Saving $6,000 in an IRA annually from age 14 through 24 and earning 7% per year provides $1.16 million
at age 61—even without contributing after age 24!


1. Open an IRA for every child who has earned income. The yearly contribution limit
currently is $6,000 or the amount of the child’s earned income, whichever is less. Any kind
of paying work will do: babysitting, waiting tables, and so on. Wages can come from a family
business. Note: for a minor child (under age 18 to 21, depending on state law), you will need
to set up a “guardian IRA” account. These are now offered by many banks and financial
institutions.


2. Give children money to make IRA contributions. If children want to spend their income
from working, that’s okay. You can gift money to children to fund IRA contributions.
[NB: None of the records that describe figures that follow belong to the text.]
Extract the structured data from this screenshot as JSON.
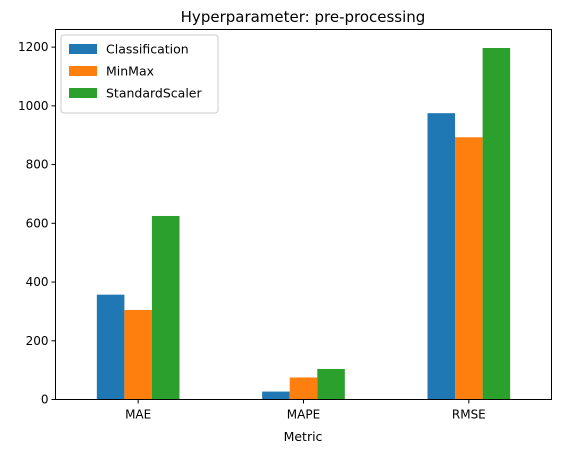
{
  "chart_data": {
    "type": "bar",
    "title": "Hyperparameter: pre-processing",
    "xlabel": "Metric",
    "ylabel": "",
    "categories": [
      "MAE",
      "MAPE",
      "RMSE"
    ],
    "series": [
      {
        "name": "Classification",
        "color": "#1f77b4",
        "values": [
          357,
          27,
          975
        ]
      },
      {
        "name": "MinMax",
        "color": "#ff7f0e",
        "values": [
          305,
          75,
          893
        ]
      },
      {
        "name": "StandardScaler",
        "color": "#2ca02c",
        "values": [
          625,
          104,
          1197
        ]
      }
    ],
    "ylim": [
      0,
      1260
    ],
    "yticks": [
      0,
      200,
      400,
      600,
      800,
      1000,
      1200
    ],
    "grid": false,
    "legend_position": "top-left"
  }
}
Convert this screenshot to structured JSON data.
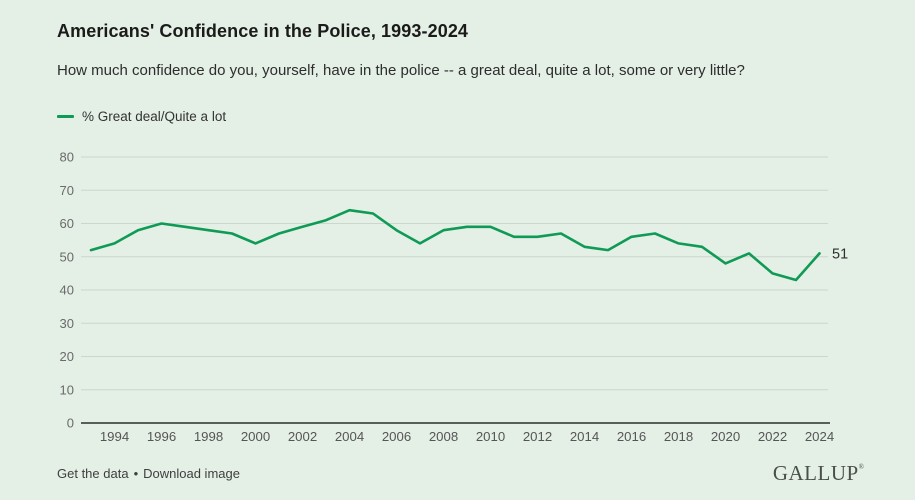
{
  "header": {
    "title": "Americans' Confidence in the Police, 1993-2024",
    "subtitle": "How much confidence do you, yourself, have in the police -- a great deal, quite a lot, some or very little?"
  },
  "legend": {
    "label": "% Great deal/Quite a lot"
  },
  "chart_data": {
    "type": "line",
    "title": "Americans' Confidence in the Police, 1993-2024",
    "xlabel": "",
    "ylabel": "",
    "xlim": [
      1993,
      2024
    ],
    "ylim": [
      0,
      80
    ],
    "y_ticks": [
      0,
      10,
      20,
      30,
      40,
      50,
      60,
      70,
      80
    ],
    "x_ticks": [
      1994,
      1996,
      1998,
      2000,
      2002,
      2004,
      2006,
      2008,
      2010,
      2012,
      2014,
      2016,
      2018,
      2020,
      2022,
      2024
    ],
    "grid": "horizontal",
    "legend_position": "top-left",
    "series": [
      {
        "name": "% Great deal/Quite a lot",
        "color": "#0f9a55",
        "x": [
          1993,
          1994,
          1995,
          1996,
          1997,
          1998,
          1999,
          2000,
          2001,
          2002,
          2003,
          2004,
          2005,
          2006,
          2007,
          2008,
          2009,
          2010,
          2011,
          2012,
          2013,
          2014,
          2015,
          2016,
          2017,
          2018,
          2019,
          2020,
          2021,
          2022,
          2023,
          2024
        ],
        "values": [
          52,
          54,
          58,
          60,
          59,
          58,
          57,
          54,
          57,
          59,
          61,
          64,
          63,
          58,
          54,
          58,
          59,
          59,
          56,
          56,
          57,
          53,
          52,
          56,
          57,
          54,
          53,
          48,
          51,
          45,
          43,
          51
        ]
      }
    ],
    "end_label": "51"
  },
  "footer": {
    "link_get_data": "Get the data",
    "separator": "•",
    "link_download": "Download image",
    "brand": "GALLUP",
    "brand_mark": "®"
  },
  "colors": {
    "background": "#e4efe6",
    "line": "#0f9a55",
    "gridline": "#ccd6cc",
    "baseline": "#2d2d2d",
    "y_axis_text": "#6a6a6a",
    "x_axis_text": "#555555",
    "title_text": "#1b1b1b",
    "end_label_text": "#2e2e2e"
  }
}
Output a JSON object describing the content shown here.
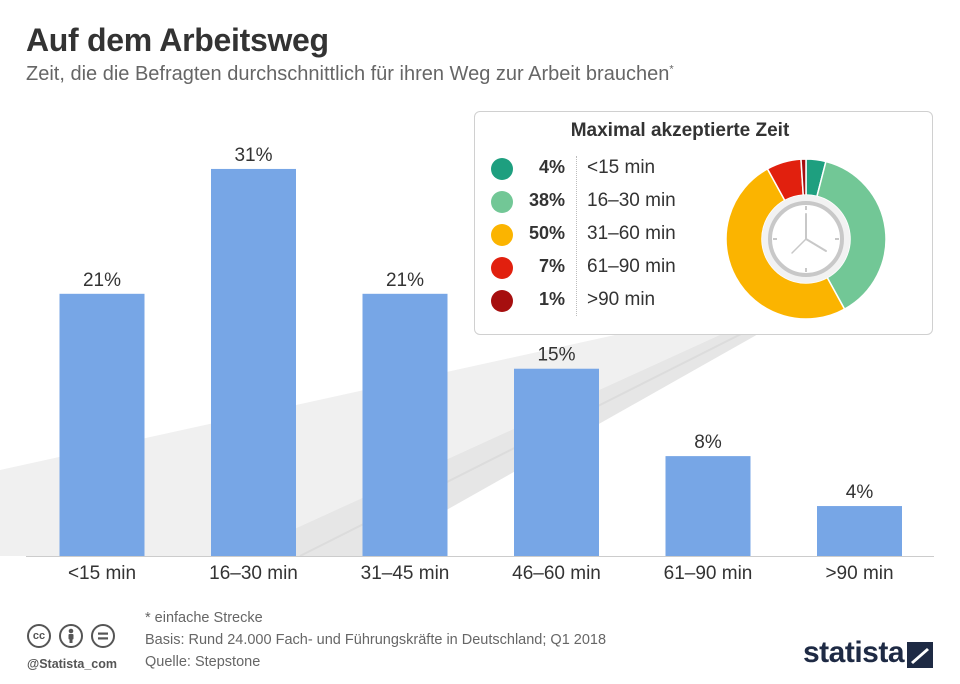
{
  "title": "Auf dem Arbeitsweg",
  "subtitle": "Zeit, die die Befragten durchschnittlich für ihren Weg zur Arbeit brauchen",
  "subtitle_footnote_mark": "*",
  "chart_data": [
    {
      "type": "bar",
      "title": "Auf dem Arbeitsweg",
      "categories": [
        "<15 min",
        "16–30 min",
        "31–45 min",
        "46–60 min",
        "61–90 min",
        ">90 min"
      ],
      "values": [
        21,
        31,
        21,
        15,
        8,
        4
      ],
      "value_labels": [
        "21%",
        "31%",
        "21%",
        "15%",
        "8%",
        "4%"
      ],
      "unit": "%",
      "ylim": [
        0,
        35
      ],
      "color": "#77a6e6",
      "grid": false
    },
    {
      "type": "pie",
      "title": "Maximal akzeptierte Zeit",
      "categories": [
        "<15 min",
        "16–30 min",
        "31–60 min",
        "61–90 min",
        ">90 min"
      ],
      "values": [
        4,
        38,
        50,
        7,
        1
      ],
      "value_labels": [
        "4%",
        "38%",
        "50%",
        "7%",
        "1%"
      ],
      "colors": [
        "#1e9f7f",
        "#72c796",
        "#fbb400",
        "#e1200e",
        "#a60f0f"
      ],
      "donut": true,
      "center_icon": "clock-icon",
      "legend_position": "left"
    }
  ],
  "footer": {
    "note": "* einfache Strecke",
    "basis": "Basis: Rund 24.000 Fach- und Führungskräfte in Deutschland; Q1 2018",
    "source": "Quelle: Stepstone"
  },
  "license_icons": [
    "cc-icon",
    "by-icon",
    "nd-icon"
  ],
  "handle": "@Statista_com",
  "brand": "statista"
}
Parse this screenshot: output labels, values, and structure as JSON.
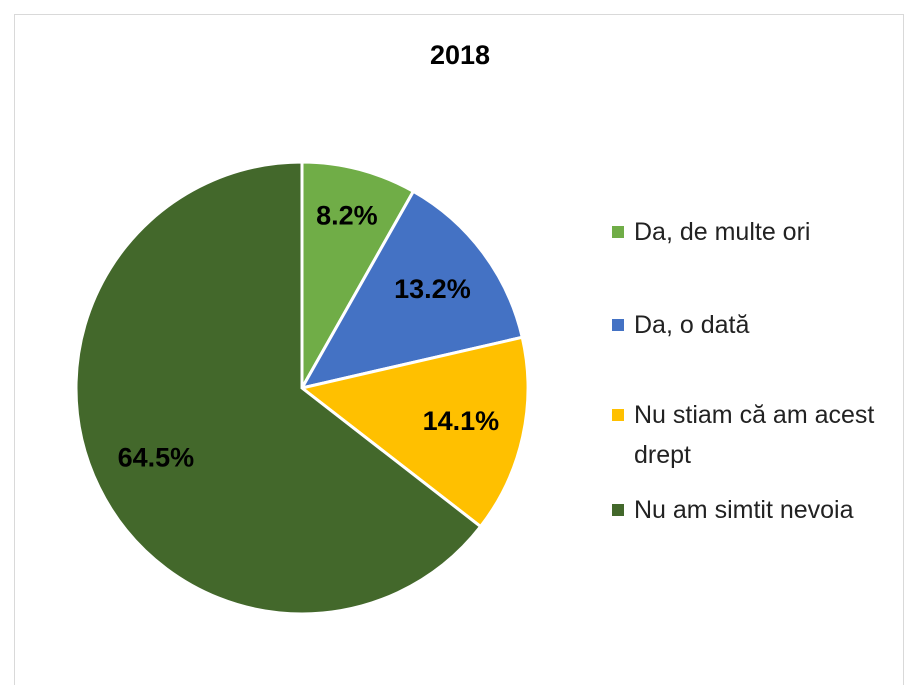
{
  "chart_data": {
    "type": "pie",
    "title": "2018",
    "categories": [
      "Da, de multe ori",
      "Da, o dată",
      "Nu stiam că am acest drept",
      "Nu am simtit nevoia"
    ],
    "values": [
      8.2,
      13.2,
      14.1,
      64.5
    ],
    "value_labels": [
      "8.2%",
      "13.2%",
      "14.1%",
      "64.5%"
    ],
    "colors": [
      "#70ad47",
      "#4472c4",
      "#ffc000",
      "#43682b"
    ],
    "legend": "right"
  }
}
3. Use a Roth IRA. Contributions to Roth IRAs can be withdrawn at any time for any reason
with no income tax or early withdrawal penalty resulting, creating savings available at any
time. Plus, investment gains in a Roth IRA can eventually be withdrawn tax free. In contrast,
distributions from Traditional IRAs are taxable and subject to a 10% penalty before age 59 ½.
The deduction for contributions to Traditional IRAs is worth little or nothing when a child is in a
very low or 0% tax bracket.


4. Invest the Roth IRA for capital gains. Although stocks have averaged a 7% real return in
the past, they can be volatile, creating risk for persons in or near retirement years. Children
need not fear this risk, and “safe” investments can be costly for them. A steady, sure 3%
return from bond-like investments reduces the $1.16 million in our earlier example to only
$229,000.


5. Keep good records for children. Make sure a child’s income is “on the books” and
reported on a parent’s or the child’s own tax return. If the child’s income comes from a family
business, document that it is genuinely earned, and monitor the IRA’s investments carefully.